A new approach to AI traffic management proposes routing all three major traffic patterns—app-to-LLM, agent-to-agent, and MCP integration traffic—through a single gateway to enforce authentication, rate limits, guardrails, and audit trails, addressing security and compliance gaps that arise when each pattern is handled separately.

read1 min views1 publishedJul 17, 2026
How to Proxy Every AI Traffic Pattern Through One Gateway
Image: Konghq (auto-discovered)

1. App-to-LLM (North-South Traffic)

App-to-LLM traffic is the direct path from your application to a model provider, like a chatbot calling OpenAI. It needs centralized authentication, per-application rate limits, logging, and guardrails. Because this path handles the raw data payload, the proxy must govern both the connection and the content—managing infrastructure controls (centralized authentication, provider failover, rate limiting) alongside data guardrails (PII sanitization, semantic caching, and prompt injection defense).
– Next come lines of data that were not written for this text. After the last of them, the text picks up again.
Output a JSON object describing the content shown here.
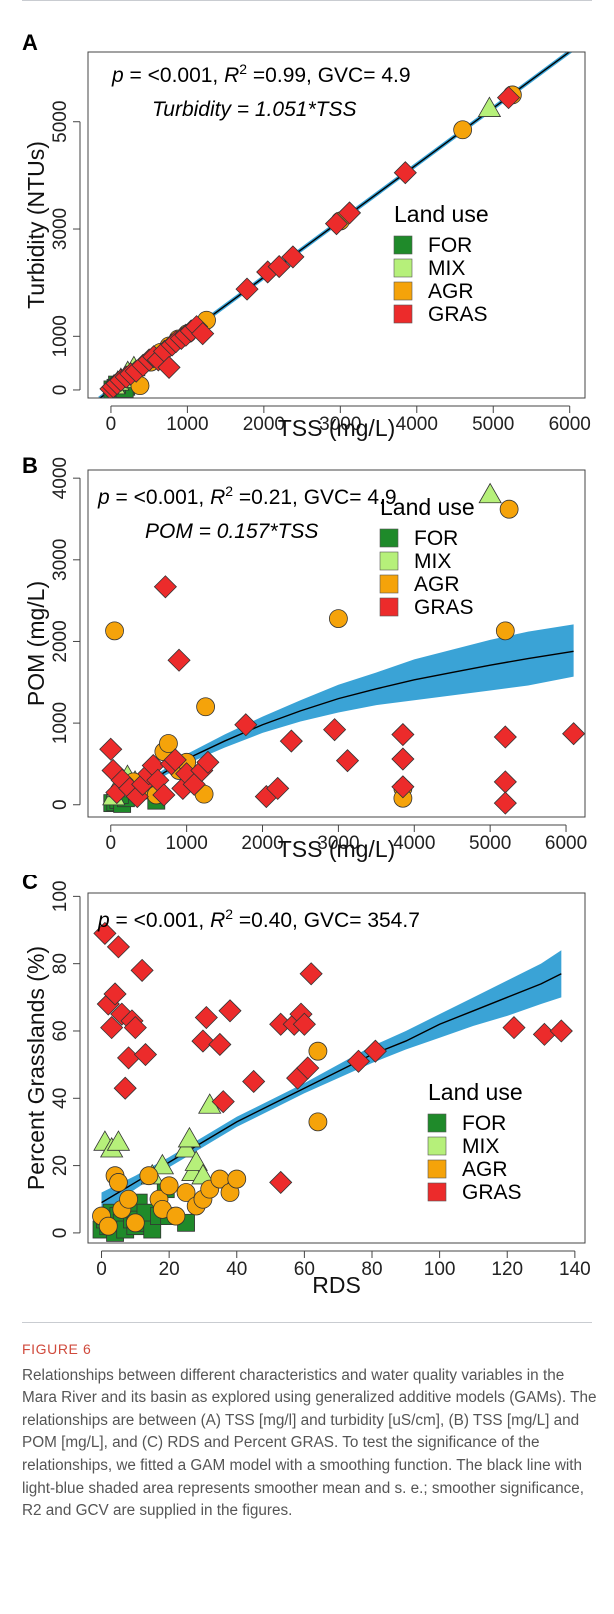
{
  "figure": {
    "caption_title": "FIGURE 6",
    "caption_text": "Relationships between different characteristics and water quality variables in the Mara River and its basin as explored using generalized additive models (GAMs). The relationships are between (A) TSS [mg/l] and turbidity [uS/cm], (B) TSS [mg/L] and POM [mg/L], and (C) RDS and Percent GRAS. To test the significance of the relationships, we fitted a GAM model with a smoothing function. The black line with light-blue shaded area represents smoother mean and s. e.; smoother significance, R2 and GCV are supplied in the figures."
  },
  "colors": {
    "FOR": "#1f8a2a",
    "MIX": "#b6f07a",
    "AGR": "#f5a30a",
    "GRAS": "#ec2b2b",
    "band": "#3aa3d6",
    "smoother": "#000000"
  },
  "legend": {
    "title": "Land use",
    "entries": [
      "FOR",
      "MIX",
      "AGR",
      "GRAS"
    ]
  },
  "chart_data": [
    {
      "id": "A",
      "type": "scatter",
      "panel_letter": "A",
      "stat_p": "p",
      "stat_text": " = <0.001, R",
      "stat_sup": "2",
      "stat_rest": " =0.99, GVC= 4.9",
      "equation": "Turbidity = 1.051*TSS",
      "xlabel": "TSS (mg/L)",
      "ylabel": "Turbidity (NTUs)",
      "xlim": [
        -300,
        6200
      ],
      "ylim": [
        -150,
        6300
      ],
      "xticks": [
        0,
        1000,
        2000,
        3000,
        4000,
        5000,
        6000
      ],
      "yticks": [
        0,
        1000,
        3000,
        5000
      ],
      "fit": {
        "kind": "line",
        "slope": 1.051,
        "x": [
          -150,
          6200
        ]
      },
      "series": [
        {
          "name": "FOR",
          "shape": "square",
          "points": [
            [
              20,
              10
            ],
            [
              60,
              40
            ],
            [
              100,
              60
            ],
            [
              150,
              80
            ],
            [
              200,
              60
            ],
            [
              250,
              120
            ],
            [
              120,
              30
            ],
            [
              180,
              20
            ],
            [
              80,
              100
            ]
          ]
        },
        {
          "name": "MIX",
          "shape": "triangle",
          "points": [
            [
              40,
              80
            ],
            [
              90,
              150
            ],
            [
              130,
              200
            ],
            [
              220,
              330
            ],
            [
              300,
              420
            ],
            [
              4950,
              5250
            ]
          ]
        },
        {
          "name": "AGR",
          "shape": "circle",
          "points": [
            [
              380,
              80
            ],
            [
              520,
              520
            ],
            [
              650,
              700
            ],
            [
              760,
              820
            ],
            [
              880,
              950
            ],
            [
              1000,
              1050
            ],
            [
              1250,
              1300
            ],
            [
              3000,
              3150
            ],
            [
              4600,
              4850
            ],
            [
              5250,
              5500
            ]
          ]
        },
        {
          "name": "GRAS",
          "shape": "diamond",
          "points": [
            [
              0,
              20
            ],
            [
              30,
              60
            ],
            [
              80,
              120
            ],
            [
              130,
              180
            ],
            [
              200,
              240
            ],
            [
              260,
              300
            ],
            [
              330,
              350
            ],
            [
              420,
              460
            ],
            [
              500,
              560
            ],
            [
              560,
              620
            ],
            [
              620,
              560
            ],
            [
              700,
              720
            ],
            [
              760,
              420
            ],
            [
              800,
              840
            ],
            [
              850,
              900
            ],
            [
              920,
              960
            ],
            [
              980,
              1020
            ],
            [
              1050,
              1100
            ],
            [
              1120,
              1180
            ],
            [
              1200,
              1050
            ],
            [
              1780,
              1880
            ],
            [
              2050,
              2200
            ],
            [
              2200,
              2300
            ],
            [
              2380,
              2480
            ],
            [
              2950,
              3100
            ],
            [
              3120,
              3300
            ],
            [
              3850,
              4050
            ],
            [
              5200,
              5450
            ]
          ]
        }
      ]
    },
    {
      "id": "B",
      "type": "scatter",
      "panel_letter": "B",
      "stat_p": "p",
      "stat_text": " = <0.001, R",
      "stat_sup": "2",
      "stat_rest": " =0.21, GVC= 4.9",
      "equation": "POM = 0.157*TSS",
      "xlabel": "TSS (mg/L)",
      "ylabel": "POM (mg/L)",
      "xlim": [
        -300,
        6250
      ],
      "ylim": [
        -150,
        4100
      ],
      "xticks": [
        0,
        1000,
        2000,
        3000,
        4000,
        5000,
        6000
      ],
      "yticks": [
        0,
        1000,
        2000,
        3000,
        4000
      ],
      "fit": {
        "kind": "curve",
        "x": [
          0,
          500,
          1000,
          1500,
          2000,
          2500,
          3000,
          3500,
          4000,
          4500,
          5000,
          5500,
          6100
        ],
        "y": [
          0,
          280,
          560,
          780,
          980,
          1150,
          1300,
          1420,
          1530,
          1620,
          1710,
          1790,
          1880
        ],
        "lo": [
          0,
          250,
          500,
          700,
          880,
          1020,
          1130,
          1220,
          1280,
          1340,
          1400,
          1460,
          1570
        ],
        "hi": [
          0,
          310,
          620,
          860,
          1080,
          1280,
          1470,
          1620,
          1780,
          1900,
          2020,
          2120,
          2210
        ]
      },
      "series": [
        {
          "name": "FOR",
          "shape": "square",
          "points": [
            [
              20,
              20
            ],
            [
              60,
              30
            ],
            [
              100,
              60
            ],
            [
              150,
              10
            ],
            [
              200,
              80
            ],
            [
              600,
              50
            ],
            [
              120,
              120
            ]
          ]
        },
        {
          "name": "MIX",
          "shape": "triangle",
          "points": [
            [
              40,
              100
            ],
            [
              90,
              200
            ],
            [
              140,
              300
            ],
            [
              220,
              350
            ],
            [
              320,
              280
            ],
            [
              5000,
              3800
            ]
          ]
        },
        {
          "name": "AGR",
          "shape": "circle",
          "points": [
            [
              50,
              2130
            ],
            [
              300,
              280
            ],
            [
              450,
              180
            ],
            [
              600,
              120
            ],
            [
              700,
              650
            ],
            [
              760,
              750
            ],
            [
              900,
              420
            ],
            [
              1000,
              520
            ],
            [
              1250,
              1200
            ],
            [
              1230,
              130
            ],
            [
              3000,
              2280
            ],
            [
              3850,
              200
            ],
            [
              3850,
              80
            ],
            [
              5200,
              2130
            ],
            [
              5250,
              3620
            ]
          ]
        },
        {
          "name": "GRAS",
          "shape": "diamond",
          "points": [
            [
              0,
              680
            ],
            [
              30,
              420
            ],
            [
              80,
              150
            ],
            [
              150,
              300
            ],
            [
              250,
              200
            ],
            [
              350,
              100
            ],
            [
              420,
              250
            ],
            [
              500,
              380
            ],
            [
              560,
              480
            ],
            [
              620,
              300
            ],
            [
              700,
              120
            ],
            [
              720,
              2670
            ],
            [
              800,
              500
            ],
            [
              850,
              550
            ],
            [
              900,
              1770
            ],
            [
              950,
              200
            ],
            [
              1000,
              380
            ],
            [
              1100,
              250
            ],
            [
              1200,
              420
            ],
            [
              1280,
              520
            ],
            [
              1780,
              980
            ],
            [
              2050,
              100
            ],
            [
              2200,
              200
            ],
            [
              2380,
              780
            ],
            [
              2950,
              920
            ],
            [
              3120,
              540
            ],
            [
              3850,
              860
            ],
            [
              3850,
              560
            ],
            [
              3850,
              220
            ],
            [
              5200,
              830
            ],
            [
              5200,
              280
            ],
            [
              5200,
              20
            ],
            [
              6100,
              870
            ]
          ]
        }
      ]
    },
    {
      "id": "C",
      "type": "scatter",
      "panel_letter": "C",
      "stat_p": "p",
      "stat_text": " = <0.001, R",
      "stat_sup": "2",
      "stat_rest": " =0.40, GVC= 354.7",
      "equation": "",
      "xlabel": "RDS",
      "ylabel": "Percent Grasslands (%)",
      "xlim": [
        -4,
        143
      ],
      "ylim": [
        -3,
        101
      ],
      "xticks": [
        0,
        20,
        40,
        60,
        80,
        100,
        120,
        140
      ],
      "yticks": [
        0,
        20,
        40,
        60,
        80,
        100
      ],
      "fit": {
        "kind": "curve",
        "x": [
          0,
          10,
          20,
          30,
          40,
          50,
          60,
          70,
          80,
          90,
          100,
          110,
          120,
          130,
          136
        ],
        "y": [
          9,
          15,
          21,
          27,
          33,
          38,
          43,
          48,
          53,
          57,
          62,
          66,
          70,
          74,
          77
        ],
        "lo": [
          6,
          13,
          19.5,
          25.5,
          31.5,
          36.5,
          41.5,
          46,
          50.5,
          54.5,
          58,
          61.5,
          64.5,
          68,
          70
        ],
        "hi": [
          12,
          17,
          22.5,
          28.5,
          34.5,
          39.5,
          44.5,
          50,
          55.5,
          60,
          65,
          70,
          75,
          80,
          84
        ]
      },
      "series": [
        {
          "name": "FOR",
          "shape": "square",
          "points": [
            [
              0,
              1
            ],
            [
              1,
              4
            ],
            [
              2,
              2
            ],
            [
              3,
              6
            ],
            [
              4,
              0
            ],
            [
              5,
              5
            ],
            [
              6,
              3
            ],
            [
              7,
              1
            ],
            [
              8,
              7
            ],
            [
              9,
              4
            ],
            [
              10,
              2
            ],
            [
              11,
              9
            ],
            [
              12,
              3
            ],
            [
              13,
              6
            ],
            [
              15,
              1
            ],
            [
              17,
              5
            ],
            [
              19,
              13
            ],
            [
              20,
              5
            ],
            [
              25,
              3
            ]
          ]
        },
        {
          "name": "MIX",
          "shape": "triangle",
          "points": [
            [
              1,
              27
            ],
            [
              3,
              25
            ],
            [
              5,
              27
            ],
            [
              15,
              17
            ],
            [
              18,
              20
            ],
            [
              25,
              25
            ],
            [
              26,
              28
            ],
            [
              27,
              18
            ],
            [
              28,
              21
            ],
            [
              30,
              17
            ],
            [
              32,
              38
            ]
          ]
        },
        {
          "name": "AGR",
          "shape": "circle",
          "points": [
            [
              0,
              5
            ],
            [
              2,
              2
            ],
            [
              4,
              17
            ],
            [
              5,
              15
            ],
            [
              6,
              7
            ],
            [
              8,
              10
            ],
            [
              10,
              3
            ],
            [
              14,
              17
            ],
            [
              17,
              10
            ],
            [
              18,
              7
            ],
            [
              20,
              14
            ],
            [
              22,
              5
            ],
            [
              25,
              12
            ],
            [
              28,
              8
            ],
            [
              30,
              10
            ],
            [
              32,
              13
            ],
            [
              35,
              16
            ],
            [
              38,
              12
            ],
            [
              40,
              16
            ],
            [
              64,
              33
            ],
            [
              64,
              54
            ]
          ]
        },
        {
          "name": "GRAS",
          "shape": "diamond",
          "points": [
            [
              1,
              89
            ],
            [
              2,
              68
            ],
            [
              3,
              61
            ],
            [
              4,
              71
            ],
            [
              5,
              85
            ],
            [
              6,
              65
            ],
            [
              7,
              43
            ],
            [
              8,
              52
            ],
            [
              9,
              63
            ],
            [
              10,
              61
            ],
            [
              12,
              78
            ],
            [
              13,
              53
            ],
            [
              30,
              57
            ],
            [
              31,
              64
            ],
            [
              35,
              56
            ],
            [
              36,
              39
            ],
            [
              38,
              66
            ],
            [
              45,
              45
            ],
            [
              53,
              62
            ],
            [
              53,
              15
            ],
            [
              57,
              62
            ],
            [
              58,
              46
            ],
            [
              59,
              65
            ],
            [
              60,
              62
            ],
            [
              61,
              49
            ],
            [
              62,
              77
            ],
            [
              76,
              51
            ],
            [
              81,
              54
            ],
            [
              122,
              61
            ],
            [
              131,
              59
            ],
            [
              136,
              60
            ]
          ]
        }
      ]
    }
  ]
}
Without a Proxy: API keys leak into client repositories, compliance boundaries are breached as sensitive data leaves the network in plaintext, and identical queries repeatedly burn budget by hitting the model instead of a local cache.

2. Agent-to-Agent (East-West Traffic)

Agent-to-agent (A2A) traffic is communication between autonomous agents — one delegating a task to another across services or organizations. Governance here requires establishing verifiable agent identity, enforcing strict per-agent authorization boundaries, and halting cascading, infinite token-depletion loops.

Without a Proxy: Agents execute actions on behalf of other systems without cryptographic identity verification, leaving the enterprise blind to a rapidly growing class of non-human traffic.

3. Model Context Protocol / MCP (Integration Traffic)

MCP traffic connects autonomous agents directly to the local data sources, file systems, and development tools they invoke to execute tasks. Proxying this specialized protocol requires protocol-aware authentication, granular tool-call authorization, and context-window threshold management to safely bound what a model can see and do.

Without a Proxy: Shadow MCP servers spin up across the organization without central access control, granting autonomous agents unmonitored access to internal infrastructure with zero audit trail when a tool call goes wrong.